Cluster weapons have been banned under a 2008 convention. Russia has not signed it, but has previously denied the use of such weapons in Ukraine.
The United States, the European Union and Britain condemned the incident that occurred on the same day that European Commission President Ursula von der Leyen visited Kyiv to show solidarity and accelerate Ukraine’s membership process.
“We expect a strong global response to this war crime,” Zelensky said in a video posted late Friday.
“Any delay, any refusal to provide arms to Ukraine, can only mean that the politicians in question want to help the Russian leadership more than us,” he said, adding that he has called for energy embargoes and all-Russian banks. Called to separate from it. global system.
Russia’s more than six-week-long incursion has fled abroad, killing or injuring thousands more, leaving a quarter of the population homeless and turning cities into rubble as it lasted longer than Russia expected. Stayed.
In Washington, a senior defense official said the United States was “not denied by the Russians that they were not responsible”, and that the Russian military was believed to have fired a short-range ballistic missile. railway station attack,
The Russian Defense Ministry quoted the RIA news agency as saying that missiles that struck the station were only used by Ukraine’s military and that Russia’s armed forces had no targets in Kramatorsk on Friday.
Russia has denied targeting civilians since President Vladimir Putin ordered an offensive on February 24, which he called a “special military operation” on Russia’s southern neighbour.
Ukraine and its Western supporters see it as an excuse for an unprovoked attack.
The Kremlin said on Friday that a “special operation” could end in the “near future”, aimed at being achieved through work by the Russian military and peace negotiators.
NATO Secretary General Jens Stoltenberg has warned that the war could go on for months or even years.
The White House said it would support efforts to investigate the attack in Kramatorsk, which Britain’s Prime Minister Boris Johnson said was “deeply sank” by Putin’s reprehensible army.
forensic investigation
Following Russia’s partial withdrawal near Kyiv, a forensic team began digging a mass grave in the city of Buka on Friday.
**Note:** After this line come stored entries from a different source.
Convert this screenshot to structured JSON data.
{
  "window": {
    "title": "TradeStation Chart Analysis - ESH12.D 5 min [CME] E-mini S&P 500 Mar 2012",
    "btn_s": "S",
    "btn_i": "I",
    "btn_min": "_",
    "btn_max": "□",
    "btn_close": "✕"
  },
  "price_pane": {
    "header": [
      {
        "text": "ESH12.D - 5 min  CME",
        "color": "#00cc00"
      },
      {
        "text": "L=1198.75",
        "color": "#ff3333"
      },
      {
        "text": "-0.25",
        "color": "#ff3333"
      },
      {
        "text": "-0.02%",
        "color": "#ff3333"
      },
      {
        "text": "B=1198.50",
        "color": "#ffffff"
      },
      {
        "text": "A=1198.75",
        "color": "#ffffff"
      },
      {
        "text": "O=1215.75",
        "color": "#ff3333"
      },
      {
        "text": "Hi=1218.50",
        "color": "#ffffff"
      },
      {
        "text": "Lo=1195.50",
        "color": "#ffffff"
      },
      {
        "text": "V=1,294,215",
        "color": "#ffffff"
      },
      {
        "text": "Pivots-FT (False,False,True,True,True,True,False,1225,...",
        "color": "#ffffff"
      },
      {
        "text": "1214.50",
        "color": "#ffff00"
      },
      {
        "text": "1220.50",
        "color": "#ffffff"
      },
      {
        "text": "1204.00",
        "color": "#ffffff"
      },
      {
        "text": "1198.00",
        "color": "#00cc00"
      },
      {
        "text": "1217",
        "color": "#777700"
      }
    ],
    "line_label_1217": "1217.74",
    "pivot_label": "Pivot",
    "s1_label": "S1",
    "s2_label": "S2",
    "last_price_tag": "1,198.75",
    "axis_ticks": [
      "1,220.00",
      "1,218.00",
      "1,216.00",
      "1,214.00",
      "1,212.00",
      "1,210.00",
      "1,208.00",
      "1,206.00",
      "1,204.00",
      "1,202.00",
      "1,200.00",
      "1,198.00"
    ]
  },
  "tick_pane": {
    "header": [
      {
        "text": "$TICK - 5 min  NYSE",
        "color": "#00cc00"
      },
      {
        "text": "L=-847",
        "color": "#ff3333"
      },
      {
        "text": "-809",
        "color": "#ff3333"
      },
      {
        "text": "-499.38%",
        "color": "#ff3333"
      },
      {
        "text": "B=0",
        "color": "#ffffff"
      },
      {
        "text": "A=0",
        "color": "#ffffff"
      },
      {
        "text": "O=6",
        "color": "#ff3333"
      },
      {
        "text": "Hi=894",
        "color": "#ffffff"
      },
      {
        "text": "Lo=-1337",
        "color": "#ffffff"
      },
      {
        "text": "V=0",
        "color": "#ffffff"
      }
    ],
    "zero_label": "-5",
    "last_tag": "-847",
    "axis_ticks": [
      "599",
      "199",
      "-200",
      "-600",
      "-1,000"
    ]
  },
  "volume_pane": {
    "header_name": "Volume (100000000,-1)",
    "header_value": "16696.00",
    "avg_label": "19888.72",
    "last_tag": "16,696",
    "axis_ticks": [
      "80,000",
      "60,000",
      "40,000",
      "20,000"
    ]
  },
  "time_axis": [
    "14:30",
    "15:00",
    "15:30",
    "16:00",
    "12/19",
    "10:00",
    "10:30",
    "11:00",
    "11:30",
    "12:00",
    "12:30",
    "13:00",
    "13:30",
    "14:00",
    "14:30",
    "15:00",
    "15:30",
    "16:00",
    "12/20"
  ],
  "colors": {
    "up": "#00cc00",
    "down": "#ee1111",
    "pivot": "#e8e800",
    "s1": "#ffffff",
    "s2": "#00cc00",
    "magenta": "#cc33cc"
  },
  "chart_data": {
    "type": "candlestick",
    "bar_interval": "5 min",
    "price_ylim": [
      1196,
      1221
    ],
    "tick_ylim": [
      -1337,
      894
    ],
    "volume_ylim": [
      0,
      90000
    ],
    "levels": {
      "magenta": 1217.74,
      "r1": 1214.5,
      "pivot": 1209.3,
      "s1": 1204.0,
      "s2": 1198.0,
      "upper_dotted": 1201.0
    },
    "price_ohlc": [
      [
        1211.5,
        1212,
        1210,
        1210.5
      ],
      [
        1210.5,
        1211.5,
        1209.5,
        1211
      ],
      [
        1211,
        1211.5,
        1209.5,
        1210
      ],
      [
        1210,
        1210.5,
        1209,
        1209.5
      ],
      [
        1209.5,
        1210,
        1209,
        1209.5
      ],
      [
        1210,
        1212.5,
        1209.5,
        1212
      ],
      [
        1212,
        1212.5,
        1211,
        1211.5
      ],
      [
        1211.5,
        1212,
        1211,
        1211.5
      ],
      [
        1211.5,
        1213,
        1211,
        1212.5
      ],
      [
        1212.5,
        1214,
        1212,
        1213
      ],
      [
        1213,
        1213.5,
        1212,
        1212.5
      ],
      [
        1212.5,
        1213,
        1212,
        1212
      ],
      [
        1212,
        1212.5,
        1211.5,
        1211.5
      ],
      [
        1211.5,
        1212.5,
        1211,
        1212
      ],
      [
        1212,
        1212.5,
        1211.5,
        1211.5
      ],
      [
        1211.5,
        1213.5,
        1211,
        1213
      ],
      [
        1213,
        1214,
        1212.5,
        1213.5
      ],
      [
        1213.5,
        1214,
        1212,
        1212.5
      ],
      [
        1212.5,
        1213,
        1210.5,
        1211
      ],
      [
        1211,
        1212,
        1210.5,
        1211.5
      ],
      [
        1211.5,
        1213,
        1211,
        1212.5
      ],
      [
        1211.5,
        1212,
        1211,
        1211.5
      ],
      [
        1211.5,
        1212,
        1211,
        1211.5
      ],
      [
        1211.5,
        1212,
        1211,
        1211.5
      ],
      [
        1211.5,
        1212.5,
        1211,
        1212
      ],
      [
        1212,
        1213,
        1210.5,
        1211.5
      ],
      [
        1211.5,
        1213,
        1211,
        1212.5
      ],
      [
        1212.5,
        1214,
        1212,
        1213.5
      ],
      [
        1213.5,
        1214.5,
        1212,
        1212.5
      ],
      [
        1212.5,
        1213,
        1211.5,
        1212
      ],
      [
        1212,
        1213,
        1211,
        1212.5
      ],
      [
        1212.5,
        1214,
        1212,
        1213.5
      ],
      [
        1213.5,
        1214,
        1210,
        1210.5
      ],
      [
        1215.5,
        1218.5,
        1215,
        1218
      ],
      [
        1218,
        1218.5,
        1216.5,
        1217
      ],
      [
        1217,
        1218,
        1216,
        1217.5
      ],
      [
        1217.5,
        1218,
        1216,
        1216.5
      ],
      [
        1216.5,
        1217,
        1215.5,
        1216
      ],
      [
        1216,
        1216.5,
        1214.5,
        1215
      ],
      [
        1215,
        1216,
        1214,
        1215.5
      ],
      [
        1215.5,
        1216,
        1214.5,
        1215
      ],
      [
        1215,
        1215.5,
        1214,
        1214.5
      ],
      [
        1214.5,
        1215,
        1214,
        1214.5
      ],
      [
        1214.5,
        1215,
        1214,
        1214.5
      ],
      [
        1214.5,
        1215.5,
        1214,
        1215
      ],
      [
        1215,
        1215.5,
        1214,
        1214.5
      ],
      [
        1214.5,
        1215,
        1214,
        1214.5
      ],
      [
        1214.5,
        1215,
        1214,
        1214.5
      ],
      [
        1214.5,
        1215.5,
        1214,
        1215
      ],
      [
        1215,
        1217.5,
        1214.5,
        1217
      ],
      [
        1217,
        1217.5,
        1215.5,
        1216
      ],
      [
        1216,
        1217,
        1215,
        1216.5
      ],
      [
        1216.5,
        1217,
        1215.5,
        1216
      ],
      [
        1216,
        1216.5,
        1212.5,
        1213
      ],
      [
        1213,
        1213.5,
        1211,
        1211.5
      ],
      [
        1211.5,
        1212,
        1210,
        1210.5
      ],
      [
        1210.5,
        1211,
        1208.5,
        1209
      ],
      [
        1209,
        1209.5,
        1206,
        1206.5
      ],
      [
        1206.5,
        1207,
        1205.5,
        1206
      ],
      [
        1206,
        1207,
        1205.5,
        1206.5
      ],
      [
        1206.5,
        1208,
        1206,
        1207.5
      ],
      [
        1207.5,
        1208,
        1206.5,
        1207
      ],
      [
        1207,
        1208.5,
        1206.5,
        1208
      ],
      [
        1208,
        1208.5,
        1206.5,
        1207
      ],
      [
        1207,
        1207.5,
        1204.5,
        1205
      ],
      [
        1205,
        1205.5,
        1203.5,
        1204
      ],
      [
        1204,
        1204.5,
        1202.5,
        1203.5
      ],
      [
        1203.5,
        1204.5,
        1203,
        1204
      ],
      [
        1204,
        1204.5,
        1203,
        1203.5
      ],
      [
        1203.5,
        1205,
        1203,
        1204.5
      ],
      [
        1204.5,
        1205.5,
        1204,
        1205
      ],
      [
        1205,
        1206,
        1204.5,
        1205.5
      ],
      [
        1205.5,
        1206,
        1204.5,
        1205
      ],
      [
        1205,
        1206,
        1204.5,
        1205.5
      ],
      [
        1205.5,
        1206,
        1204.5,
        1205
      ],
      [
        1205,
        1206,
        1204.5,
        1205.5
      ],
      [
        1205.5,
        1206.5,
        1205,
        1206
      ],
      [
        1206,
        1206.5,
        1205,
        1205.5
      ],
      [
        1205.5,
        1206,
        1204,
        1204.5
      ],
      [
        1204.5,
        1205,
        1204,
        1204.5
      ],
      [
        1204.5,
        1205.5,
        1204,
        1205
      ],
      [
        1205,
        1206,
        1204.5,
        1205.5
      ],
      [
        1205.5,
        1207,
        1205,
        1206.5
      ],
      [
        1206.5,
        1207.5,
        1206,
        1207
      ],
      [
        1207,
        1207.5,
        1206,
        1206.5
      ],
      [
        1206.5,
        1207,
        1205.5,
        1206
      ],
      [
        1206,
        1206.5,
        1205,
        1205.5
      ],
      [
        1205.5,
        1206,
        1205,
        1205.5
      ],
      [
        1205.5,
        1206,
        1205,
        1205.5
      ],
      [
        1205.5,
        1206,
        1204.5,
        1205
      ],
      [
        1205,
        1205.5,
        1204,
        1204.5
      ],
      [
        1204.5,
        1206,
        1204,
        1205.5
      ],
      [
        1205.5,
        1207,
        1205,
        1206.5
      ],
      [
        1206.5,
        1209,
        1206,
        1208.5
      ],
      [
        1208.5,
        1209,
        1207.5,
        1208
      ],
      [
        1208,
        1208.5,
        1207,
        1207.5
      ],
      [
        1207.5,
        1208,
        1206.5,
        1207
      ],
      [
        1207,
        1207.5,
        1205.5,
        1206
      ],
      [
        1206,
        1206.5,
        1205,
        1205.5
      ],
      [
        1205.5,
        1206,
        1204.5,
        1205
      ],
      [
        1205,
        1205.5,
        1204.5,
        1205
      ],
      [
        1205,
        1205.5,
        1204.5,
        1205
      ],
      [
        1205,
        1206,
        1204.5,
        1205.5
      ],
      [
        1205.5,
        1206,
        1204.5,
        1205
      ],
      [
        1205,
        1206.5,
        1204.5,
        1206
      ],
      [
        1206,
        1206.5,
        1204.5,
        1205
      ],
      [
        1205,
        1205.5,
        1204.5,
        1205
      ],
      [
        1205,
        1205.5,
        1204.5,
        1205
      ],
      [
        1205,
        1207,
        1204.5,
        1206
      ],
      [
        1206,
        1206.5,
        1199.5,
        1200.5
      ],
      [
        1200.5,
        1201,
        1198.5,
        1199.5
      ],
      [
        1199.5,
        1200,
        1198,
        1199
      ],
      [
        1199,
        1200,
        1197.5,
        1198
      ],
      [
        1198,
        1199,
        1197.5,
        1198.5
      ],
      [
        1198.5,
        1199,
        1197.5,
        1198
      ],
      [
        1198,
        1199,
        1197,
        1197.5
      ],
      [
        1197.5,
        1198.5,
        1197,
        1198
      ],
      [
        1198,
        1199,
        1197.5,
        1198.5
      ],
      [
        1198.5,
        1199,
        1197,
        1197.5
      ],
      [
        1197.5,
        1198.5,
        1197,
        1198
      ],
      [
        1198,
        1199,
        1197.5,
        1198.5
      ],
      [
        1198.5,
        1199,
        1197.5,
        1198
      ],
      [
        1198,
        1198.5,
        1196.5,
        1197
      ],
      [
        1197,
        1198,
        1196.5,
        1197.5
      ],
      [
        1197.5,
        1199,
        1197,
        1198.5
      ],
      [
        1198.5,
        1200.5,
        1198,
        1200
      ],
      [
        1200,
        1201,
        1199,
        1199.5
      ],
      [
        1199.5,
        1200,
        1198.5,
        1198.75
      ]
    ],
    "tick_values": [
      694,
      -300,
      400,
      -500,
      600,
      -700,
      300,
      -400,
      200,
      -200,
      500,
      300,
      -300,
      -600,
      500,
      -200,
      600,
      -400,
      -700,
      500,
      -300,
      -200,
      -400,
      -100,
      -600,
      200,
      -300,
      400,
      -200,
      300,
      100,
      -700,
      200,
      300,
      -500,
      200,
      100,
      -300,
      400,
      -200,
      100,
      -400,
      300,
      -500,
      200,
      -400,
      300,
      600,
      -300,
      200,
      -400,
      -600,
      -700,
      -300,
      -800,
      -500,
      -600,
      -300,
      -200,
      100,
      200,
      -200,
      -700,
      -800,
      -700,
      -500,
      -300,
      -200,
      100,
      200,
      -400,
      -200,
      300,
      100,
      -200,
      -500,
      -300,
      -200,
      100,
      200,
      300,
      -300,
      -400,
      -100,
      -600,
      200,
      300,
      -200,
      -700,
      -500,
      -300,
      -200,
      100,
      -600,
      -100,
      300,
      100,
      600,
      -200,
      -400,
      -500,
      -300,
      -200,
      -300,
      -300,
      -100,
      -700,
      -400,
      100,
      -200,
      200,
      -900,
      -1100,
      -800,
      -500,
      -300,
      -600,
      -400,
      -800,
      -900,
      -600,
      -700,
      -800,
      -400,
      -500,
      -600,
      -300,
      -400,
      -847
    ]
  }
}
Officials say hundreds of dead civilians have been found there.
Russia has accused its military of committing civilians in Bucha as a “monstrous forgery”, intended to discredit its military and justify more sanctions.
Visiting the city on Friday, von der Leyen said it had seen “the unimaginable”.
He later handed over a questionnaire to Zelensky, which became a starting point for decisions on membership for the European Union, and told him: “It will not be a matter of years, as usual, to form this opinion, but I think It’s a matter of a few weeks.”
Austrian Chancellor Karl Nehmer is due to travel on Saturday for talks with Zelensky.
The bloc also overcame some divisions to adopt new sanctions, including freezing EU assets belonging to Putin’s daughters and more oligarchs, as well as banning imports of coal, timber, chemicals and other products. Is.
EU foreign policy chief Josep Borrell said the possibility of an oil embargo would be discussed on Monday, but called oil sanctions “a big elephant in the room” for the continent heavily dependent on Russian energy.
Ukraine’s Deputy Prime Minister Irina Vereshchuk said on Saturday that ten humanitarian corridors had been agreed to help evacuate people from the besieged areas.
One of the planned corridors is for people evacuated by private transport from the devastated southeastern city of Mariupol.